Lassen Sie sich nicht irritieren, wenn Sie nunmehr in Ihrer Rolle als Mann und Vordenker Ihr Umfeld irritieren!

Anregungen für Frauen
- Lassen Sie sich irritieren, dass auch Männern in Ihren traditionell weiblichen Sphären Ansprüche stellen, zum Beispiel nach gleichwertiger Teilhabe an der Erziehung.

- Lassen Sie sich irritieren von der Beharrlichkeit der traditionellen Männerbünde. Vertrauen Sie jedoch darauf, dass Zeit und Verbündete Ihnen helfen.

- Lassen Sie sich irritieren von den Unterschieden – denn dort liegt die Stärke, nicht in der Kopie.
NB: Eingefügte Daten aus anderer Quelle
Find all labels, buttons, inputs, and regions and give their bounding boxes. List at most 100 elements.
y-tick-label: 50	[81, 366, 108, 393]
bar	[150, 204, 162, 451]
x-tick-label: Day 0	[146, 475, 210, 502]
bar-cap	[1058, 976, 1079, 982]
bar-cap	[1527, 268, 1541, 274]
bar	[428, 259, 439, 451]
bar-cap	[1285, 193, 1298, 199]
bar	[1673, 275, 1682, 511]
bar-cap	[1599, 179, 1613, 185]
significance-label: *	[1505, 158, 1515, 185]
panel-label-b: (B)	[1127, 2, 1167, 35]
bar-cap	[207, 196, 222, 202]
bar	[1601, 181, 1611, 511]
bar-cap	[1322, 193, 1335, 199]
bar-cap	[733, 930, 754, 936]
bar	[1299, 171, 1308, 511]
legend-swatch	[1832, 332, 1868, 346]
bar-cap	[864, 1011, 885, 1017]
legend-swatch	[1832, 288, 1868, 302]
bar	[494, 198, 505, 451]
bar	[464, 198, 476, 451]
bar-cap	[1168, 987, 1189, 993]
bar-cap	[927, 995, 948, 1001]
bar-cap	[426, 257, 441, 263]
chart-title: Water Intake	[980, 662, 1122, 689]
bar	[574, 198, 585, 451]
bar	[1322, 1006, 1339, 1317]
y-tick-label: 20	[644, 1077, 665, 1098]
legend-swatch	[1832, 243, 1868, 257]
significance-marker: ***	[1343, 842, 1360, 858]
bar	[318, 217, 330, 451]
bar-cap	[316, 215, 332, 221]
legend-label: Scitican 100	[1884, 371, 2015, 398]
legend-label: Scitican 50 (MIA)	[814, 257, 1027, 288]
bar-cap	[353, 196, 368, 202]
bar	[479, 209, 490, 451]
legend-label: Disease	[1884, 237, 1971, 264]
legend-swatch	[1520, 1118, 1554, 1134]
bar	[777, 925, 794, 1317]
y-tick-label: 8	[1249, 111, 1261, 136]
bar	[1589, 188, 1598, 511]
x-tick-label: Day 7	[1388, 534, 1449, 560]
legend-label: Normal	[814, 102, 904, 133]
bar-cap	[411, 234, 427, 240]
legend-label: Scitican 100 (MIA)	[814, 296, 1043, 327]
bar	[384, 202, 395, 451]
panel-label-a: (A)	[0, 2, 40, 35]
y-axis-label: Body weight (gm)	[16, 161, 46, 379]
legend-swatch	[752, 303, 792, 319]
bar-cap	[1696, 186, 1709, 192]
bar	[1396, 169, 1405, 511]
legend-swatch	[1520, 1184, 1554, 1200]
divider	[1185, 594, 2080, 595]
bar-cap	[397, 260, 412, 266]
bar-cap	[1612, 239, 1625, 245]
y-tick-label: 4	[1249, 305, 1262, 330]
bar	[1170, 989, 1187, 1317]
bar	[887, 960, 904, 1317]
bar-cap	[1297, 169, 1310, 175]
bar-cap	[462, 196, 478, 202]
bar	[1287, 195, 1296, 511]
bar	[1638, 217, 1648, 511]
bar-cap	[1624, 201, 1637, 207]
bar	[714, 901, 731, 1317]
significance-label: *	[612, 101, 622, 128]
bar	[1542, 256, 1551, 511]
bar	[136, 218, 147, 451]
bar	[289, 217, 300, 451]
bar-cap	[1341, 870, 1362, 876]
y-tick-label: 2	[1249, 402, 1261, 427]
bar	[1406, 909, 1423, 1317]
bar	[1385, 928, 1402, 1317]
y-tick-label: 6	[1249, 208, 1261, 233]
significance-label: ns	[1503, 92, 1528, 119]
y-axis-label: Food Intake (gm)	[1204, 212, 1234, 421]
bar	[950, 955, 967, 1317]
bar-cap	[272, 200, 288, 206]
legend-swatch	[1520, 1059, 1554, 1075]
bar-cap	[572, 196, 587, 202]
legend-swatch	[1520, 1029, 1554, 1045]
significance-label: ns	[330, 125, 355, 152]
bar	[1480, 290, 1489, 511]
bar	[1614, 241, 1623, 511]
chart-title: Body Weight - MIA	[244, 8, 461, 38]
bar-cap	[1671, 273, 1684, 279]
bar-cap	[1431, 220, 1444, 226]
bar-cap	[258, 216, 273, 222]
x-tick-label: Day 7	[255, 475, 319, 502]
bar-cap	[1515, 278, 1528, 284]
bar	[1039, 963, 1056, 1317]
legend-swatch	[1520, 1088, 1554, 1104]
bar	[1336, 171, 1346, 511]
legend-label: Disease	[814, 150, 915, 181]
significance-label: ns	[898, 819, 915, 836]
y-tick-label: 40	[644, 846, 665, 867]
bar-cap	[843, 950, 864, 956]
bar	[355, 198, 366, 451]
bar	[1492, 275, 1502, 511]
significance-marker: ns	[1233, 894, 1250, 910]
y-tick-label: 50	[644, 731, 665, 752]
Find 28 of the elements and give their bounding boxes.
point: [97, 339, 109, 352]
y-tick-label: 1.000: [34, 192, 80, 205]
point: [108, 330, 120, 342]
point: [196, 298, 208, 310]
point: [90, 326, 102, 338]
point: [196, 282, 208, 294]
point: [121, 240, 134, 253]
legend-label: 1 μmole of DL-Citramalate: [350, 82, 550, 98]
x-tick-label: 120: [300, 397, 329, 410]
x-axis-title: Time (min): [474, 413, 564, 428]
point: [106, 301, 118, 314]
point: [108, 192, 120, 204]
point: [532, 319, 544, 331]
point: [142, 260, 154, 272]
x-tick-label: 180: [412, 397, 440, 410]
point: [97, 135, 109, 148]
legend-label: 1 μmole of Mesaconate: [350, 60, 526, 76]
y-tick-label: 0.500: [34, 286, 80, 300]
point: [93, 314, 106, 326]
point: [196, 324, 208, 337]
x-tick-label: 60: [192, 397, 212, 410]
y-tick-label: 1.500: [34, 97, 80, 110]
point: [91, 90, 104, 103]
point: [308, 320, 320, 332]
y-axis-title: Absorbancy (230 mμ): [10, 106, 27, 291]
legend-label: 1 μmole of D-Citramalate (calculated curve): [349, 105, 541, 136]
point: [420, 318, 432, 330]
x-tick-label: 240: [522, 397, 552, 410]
Lassen Sie sich jedoch nicht irritieren in Ihrem Bemühen, eine familienfreundlichere Kultur zu schaffen und die Führungskultur im Unternehmen weiterzuentwickeln. Lassen Sie sich auch nicht davon irritieren, dass gemeinsame Erfolge weiterhin den Männern zugeschrieben werden. Stellen Sie aber Ihr Licht nicht unter den Scheffel.

Anregungen für Frauen und Männer
- Beobachten sie das Verhalten in den Gremien (Vorstandssitzungen, Projektgruppen, Bereichs-, Abteilungsleitersitzungen): Handelt es sich um gemischte Gruppen oder um „Monokulturen“ (nur Frauen oder nur Männer)? Welche Vor- und Nachteile lassen sich feststellen?

- Beobachten Sie sich selbst: Wie kommunizieren Sie mit Frauen, wie mit Männern? Wie reagieren Sie auf Fehler? Auf Lob und Kritik? Auf Vorschläge? Welche Gedanken und Empfindungen werden dabei ausgelöst?

- Stellen Sie sich vor, heute Nacht kommt eine gute oder böse Fee und wandelt Ihr Geschlecht um. Ab morgen gehen Sie als Mann beziehungsweise Frau zur Arbeit. Was verändern Sie? Wie verhalten Sie sich, wie reagieren die anderen?

Anregungen für Ihr persönliches Tagebuch
- Welche Frauen- beziehungsweise Männerbilder haben mich in meiner Herkunft geprägt? Waren es eher starke Frauen? Starke Männer?

- Wie waren meine Ablösungsprozesse? Wie war das Rollenzusammenspiel in meiner Herkunftsfamilie? Meine Sehnsuchtsbilder?

- Was verehre ich? Verehrung hört sich edel an, bringt aber auch stets ein Stück Distanz mit sich. Wer etwa als Mann Frauen gegenüber Verehrung empfindet, tut sich schwer, auf Augenhöhe zu sein.

- Was wurde idealisiert, was abgewertet? Wo gibt es neue Bilder? Die Bewertung wird natürlich unterschiedlich sein, je nach dem ob Sie Frau oder Mann sind.
Tragen Sie also Irritation in Ihre Organisation. Das macht die Dinge zwar erst einmal nicht einfacher, denn der Preis für die Irritation ist bekanntlich eine Zunahme an Komplexität. Möchten Sie aber erreichen, dass Frauen und Männer künftig produktiv zusammenwirken und die Chancen nutzen, die sich aus den Unterschieden ergeben, gibt es nur diesen Weg: Brechen Sie aus den festgefahrenen Denkschablonen aus, irritieren Sie!